Pseudoginsenoside F11
- Names: IUPAC name (24R)-3β,12β,25-Trihydroxy-20,24-epoxydammaran-6α-yl α-L-rhamnopyranosyl-(1→2)-β-D-glucopyranoside

Identifiers
- CAS Number: 69884-00-0;
- 3D model (JSmol): Interactive image;
- ChemSpider: 10264342;
- ECHA InfoCard: 100.208.747
- EC Number: 683-240-4;
- PubChem CID: 21633072;
- CompTox Dashboard (EPA): DTXSID00275690 ;

Properties
- Chemical formula: C_{42}H_{72}O_{14}
- Molar mass: 801.024 g·mol^{−1}

= Pseudoginsenoside F11 =

Pseudoginsenoside F11 is a chemical natural product found in American ginseng (Panax quinquefolius) but not in Asian ginseng (Panax ginseng), although it has similar properties to the Asian ginseng compound ginsenoside Rf. The molecule is a triterpenoid saponin member of the dammarane family and contains a four-ring rigid skeleton.
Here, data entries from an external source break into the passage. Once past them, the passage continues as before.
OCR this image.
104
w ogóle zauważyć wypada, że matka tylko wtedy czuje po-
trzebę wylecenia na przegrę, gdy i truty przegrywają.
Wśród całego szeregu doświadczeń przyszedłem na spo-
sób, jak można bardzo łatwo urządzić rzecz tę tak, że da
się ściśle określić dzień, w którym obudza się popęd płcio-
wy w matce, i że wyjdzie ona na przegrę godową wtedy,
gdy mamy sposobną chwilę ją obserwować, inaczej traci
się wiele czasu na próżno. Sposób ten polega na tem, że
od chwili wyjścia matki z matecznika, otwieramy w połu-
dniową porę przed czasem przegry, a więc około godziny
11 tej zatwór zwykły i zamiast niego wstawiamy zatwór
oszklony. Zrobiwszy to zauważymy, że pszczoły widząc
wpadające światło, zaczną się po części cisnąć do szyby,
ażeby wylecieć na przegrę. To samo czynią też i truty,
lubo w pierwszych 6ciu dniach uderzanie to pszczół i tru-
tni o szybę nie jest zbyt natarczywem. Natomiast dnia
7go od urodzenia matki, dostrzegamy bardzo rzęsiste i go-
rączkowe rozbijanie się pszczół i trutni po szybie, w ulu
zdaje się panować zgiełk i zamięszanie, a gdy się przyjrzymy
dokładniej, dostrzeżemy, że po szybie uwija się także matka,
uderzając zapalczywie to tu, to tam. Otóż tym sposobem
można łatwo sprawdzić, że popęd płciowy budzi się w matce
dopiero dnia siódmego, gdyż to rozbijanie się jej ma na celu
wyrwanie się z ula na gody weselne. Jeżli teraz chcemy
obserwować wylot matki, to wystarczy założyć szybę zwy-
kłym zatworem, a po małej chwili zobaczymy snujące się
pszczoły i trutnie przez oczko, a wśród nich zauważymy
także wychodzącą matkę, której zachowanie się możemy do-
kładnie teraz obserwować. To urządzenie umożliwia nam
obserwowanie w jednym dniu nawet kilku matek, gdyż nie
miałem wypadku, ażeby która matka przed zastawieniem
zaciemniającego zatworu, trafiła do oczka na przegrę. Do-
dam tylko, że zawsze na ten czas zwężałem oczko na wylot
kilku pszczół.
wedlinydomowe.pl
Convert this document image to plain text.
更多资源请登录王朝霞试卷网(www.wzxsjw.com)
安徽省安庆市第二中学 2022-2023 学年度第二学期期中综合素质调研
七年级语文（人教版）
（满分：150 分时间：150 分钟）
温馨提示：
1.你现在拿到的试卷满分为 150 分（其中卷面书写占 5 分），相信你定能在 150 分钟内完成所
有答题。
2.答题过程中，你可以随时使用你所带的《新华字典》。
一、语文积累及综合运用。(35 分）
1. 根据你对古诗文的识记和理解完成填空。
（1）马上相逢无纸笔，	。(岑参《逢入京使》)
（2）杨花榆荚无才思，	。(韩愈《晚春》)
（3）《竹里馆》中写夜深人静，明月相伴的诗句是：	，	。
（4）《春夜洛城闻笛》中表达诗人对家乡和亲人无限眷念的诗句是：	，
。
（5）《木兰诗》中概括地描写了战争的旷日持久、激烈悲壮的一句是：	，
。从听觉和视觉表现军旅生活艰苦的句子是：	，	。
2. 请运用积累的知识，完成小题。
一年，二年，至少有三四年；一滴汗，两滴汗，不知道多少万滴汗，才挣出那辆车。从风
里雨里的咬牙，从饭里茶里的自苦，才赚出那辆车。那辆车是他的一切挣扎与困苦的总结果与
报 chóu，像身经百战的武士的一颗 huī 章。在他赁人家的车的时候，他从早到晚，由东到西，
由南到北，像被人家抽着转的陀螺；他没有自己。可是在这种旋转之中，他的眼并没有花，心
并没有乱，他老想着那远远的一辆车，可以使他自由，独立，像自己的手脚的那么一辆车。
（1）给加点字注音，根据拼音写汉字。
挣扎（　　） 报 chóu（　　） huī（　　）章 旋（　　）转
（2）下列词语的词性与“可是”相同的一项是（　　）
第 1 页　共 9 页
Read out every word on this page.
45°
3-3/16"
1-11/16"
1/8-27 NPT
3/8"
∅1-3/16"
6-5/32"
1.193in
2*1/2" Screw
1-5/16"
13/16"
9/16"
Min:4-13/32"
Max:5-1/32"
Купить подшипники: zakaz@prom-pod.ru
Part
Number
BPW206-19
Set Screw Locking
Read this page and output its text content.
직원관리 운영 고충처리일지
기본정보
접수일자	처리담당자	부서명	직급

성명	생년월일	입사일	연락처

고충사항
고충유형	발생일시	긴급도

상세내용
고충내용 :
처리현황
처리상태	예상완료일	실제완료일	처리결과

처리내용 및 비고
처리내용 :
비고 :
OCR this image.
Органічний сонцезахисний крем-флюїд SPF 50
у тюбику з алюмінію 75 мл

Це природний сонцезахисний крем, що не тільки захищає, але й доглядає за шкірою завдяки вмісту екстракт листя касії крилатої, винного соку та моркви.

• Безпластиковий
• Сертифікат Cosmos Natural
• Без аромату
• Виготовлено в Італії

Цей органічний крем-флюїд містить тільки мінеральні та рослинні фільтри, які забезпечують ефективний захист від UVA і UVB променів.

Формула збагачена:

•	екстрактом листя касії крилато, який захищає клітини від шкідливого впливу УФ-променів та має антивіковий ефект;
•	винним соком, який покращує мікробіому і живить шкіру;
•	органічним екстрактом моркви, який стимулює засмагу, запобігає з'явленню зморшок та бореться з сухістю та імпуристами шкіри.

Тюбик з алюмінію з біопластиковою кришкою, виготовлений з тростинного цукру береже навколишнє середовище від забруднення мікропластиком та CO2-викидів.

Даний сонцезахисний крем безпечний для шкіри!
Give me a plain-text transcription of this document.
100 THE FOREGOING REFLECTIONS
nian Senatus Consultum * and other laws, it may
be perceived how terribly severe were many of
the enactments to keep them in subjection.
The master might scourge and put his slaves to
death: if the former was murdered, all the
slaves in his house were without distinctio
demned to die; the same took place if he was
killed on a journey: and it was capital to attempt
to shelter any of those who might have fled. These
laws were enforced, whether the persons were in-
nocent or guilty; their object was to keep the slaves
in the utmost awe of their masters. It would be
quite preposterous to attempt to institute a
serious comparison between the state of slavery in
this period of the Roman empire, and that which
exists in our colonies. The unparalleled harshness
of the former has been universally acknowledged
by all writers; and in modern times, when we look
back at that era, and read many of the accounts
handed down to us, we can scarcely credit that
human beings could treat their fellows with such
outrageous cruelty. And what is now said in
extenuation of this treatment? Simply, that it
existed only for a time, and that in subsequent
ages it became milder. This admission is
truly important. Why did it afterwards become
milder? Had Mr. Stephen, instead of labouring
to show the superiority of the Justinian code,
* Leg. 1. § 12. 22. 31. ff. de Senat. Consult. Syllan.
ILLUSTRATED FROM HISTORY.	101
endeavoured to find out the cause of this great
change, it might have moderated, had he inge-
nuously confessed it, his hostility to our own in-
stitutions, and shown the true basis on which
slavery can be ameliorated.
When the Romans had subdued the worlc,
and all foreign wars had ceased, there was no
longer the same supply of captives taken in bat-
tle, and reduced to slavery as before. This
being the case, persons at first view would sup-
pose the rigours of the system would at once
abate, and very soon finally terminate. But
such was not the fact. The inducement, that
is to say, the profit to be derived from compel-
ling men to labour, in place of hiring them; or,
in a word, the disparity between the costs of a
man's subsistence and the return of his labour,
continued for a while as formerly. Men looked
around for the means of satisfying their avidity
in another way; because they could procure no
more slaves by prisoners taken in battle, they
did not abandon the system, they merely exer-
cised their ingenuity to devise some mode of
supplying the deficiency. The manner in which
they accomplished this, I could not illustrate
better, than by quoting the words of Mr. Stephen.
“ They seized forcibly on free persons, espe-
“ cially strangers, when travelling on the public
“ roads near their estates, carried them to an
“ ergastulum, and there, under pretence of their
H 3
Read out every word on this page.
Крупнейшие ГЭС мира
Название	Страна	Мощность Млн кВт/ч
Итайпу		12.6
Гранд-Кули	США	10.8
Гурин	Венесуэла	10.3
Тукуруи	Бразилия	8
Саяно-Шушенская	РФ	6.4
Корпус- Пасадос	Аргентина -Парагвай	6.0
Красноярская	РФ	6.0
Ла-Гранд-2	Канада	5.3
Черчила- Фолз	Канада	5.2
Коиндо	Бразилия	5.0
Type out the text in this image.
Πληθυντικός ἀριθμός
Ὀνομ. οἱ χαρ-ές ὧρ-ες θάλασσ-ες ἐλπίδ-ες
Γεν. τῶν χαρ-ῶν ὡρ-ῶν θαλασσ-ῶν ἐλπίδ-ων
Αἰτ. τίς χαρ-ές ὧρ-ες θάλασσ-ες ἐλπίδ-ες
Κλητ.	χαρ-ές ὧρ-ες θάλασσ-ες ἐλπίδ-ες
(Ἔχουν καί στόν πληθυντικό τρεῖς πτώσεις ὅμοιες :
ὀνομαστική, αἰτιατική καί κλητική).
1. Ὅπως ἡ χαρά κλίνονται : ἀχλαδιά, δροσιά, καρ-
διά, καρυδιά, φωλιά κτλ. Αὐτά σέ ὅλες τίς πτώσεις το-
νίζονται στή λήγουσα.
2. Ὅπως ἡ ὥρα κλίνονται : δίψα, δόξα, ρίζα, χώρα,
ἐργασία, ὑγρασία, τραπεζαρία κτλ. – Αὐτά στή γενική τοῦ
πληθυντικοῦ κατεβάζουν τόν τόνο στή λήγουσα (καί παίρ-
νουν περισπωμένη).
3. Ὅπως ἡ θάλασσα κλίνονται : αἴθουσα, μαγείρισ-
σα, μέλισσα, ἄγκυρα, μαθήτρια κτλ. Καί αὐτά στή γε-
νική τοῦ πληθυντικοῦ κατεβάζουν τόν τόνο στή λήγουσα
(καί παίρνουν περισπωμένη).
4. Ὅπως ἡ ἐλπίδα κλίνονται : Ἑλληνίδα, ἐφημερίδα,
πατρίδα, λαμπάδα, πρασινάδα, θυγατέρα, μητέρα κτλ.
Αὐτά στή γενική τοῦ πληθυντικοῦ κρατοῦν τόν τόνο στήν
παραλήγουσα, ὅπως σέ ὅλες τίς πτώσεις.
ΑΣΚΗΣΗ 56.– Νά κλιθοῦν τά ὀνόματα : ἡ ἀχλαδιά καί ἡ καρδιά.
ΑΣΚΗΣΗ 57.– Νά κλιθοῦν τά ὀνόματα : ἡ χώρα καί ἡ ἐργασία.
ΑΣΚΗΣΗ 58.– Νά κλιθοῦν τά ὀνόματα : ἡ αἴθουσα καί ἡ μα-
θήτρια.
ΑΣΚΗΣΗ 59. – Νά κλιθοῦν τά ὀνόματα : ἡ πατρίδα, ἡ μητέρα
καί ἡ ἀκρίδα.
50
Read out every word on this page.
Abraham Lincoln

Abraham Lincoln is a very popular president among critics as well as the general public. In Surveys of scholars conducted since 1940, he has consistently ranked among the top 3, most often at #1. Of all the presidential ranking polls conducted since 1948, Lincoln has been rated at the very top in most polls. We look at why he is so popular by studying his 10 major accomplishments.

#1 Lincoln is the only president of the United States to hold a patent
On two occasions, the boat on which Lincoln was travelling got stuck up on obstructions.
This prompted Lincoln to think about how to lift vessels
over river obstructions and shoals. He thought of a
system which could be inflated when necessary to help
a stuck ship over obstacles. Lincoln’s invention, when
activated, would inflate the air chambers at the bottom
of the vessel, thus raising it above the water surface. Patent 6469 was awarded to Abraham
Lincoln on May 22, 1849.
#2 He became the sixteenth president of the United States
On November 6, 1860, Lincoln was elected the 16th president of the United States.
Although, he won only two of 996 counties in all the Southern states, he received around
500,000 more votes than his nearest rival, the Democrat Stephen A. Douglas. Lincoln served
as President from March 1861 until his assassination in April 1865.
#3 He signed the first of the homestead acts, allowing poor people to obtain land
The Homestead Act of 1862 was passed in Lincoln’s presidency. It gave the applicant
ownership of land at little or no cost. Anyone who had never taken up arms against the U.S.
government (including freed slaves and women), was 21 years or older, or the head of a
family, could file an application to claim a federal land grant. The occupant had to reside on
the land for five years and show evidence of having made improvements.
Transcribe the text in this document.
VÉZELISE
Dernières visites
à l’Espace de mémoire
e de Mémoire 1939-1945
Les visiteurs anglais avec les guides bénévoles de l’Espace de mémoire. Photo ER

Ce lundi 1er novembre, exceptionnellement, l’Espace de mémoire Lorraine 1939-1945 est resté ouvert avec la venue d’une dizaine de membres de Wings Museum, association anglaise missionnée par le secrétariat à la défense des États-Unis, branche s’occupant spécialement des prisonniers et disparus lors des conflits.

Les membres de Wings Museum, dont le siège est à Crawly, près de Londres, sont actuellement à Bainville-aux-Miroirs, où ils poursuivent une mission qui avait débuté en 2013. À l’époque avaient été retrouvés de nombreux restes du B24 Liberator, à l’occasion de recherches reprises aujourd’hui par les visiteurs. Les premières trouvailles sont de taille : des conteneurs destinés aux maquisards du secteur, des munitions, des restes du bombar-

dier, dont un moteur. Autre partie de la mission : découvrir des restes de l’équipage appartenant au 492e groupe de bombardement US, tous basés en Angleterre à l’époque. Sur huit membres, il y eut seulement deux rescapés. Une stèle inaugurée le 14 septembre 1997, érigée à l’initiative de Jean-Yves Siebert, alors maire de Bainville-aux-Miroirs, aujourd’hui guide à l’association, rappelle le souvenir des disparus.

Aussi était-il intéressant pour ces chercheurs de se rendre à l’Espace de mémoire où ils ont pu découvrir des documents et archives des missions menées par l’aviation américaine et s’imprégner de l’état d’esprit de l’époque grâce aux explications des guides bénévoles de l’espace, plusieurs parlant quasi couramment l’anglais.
Compounds in the ginsenoside family are found almost exclusively in plants of the genus Panax. A wide variety of difficult-to-characterize in vitro effects have been reported for the compounds in isolation. Pseudoginsenoside F11 and its derivatives are sometimes referred to as having an ocotillol-type skeleton structure.

Studies in mice have identified antagonistic effects on the actions of other well-characterized drugs, such as scopolamine, morphine, and methamphetamine.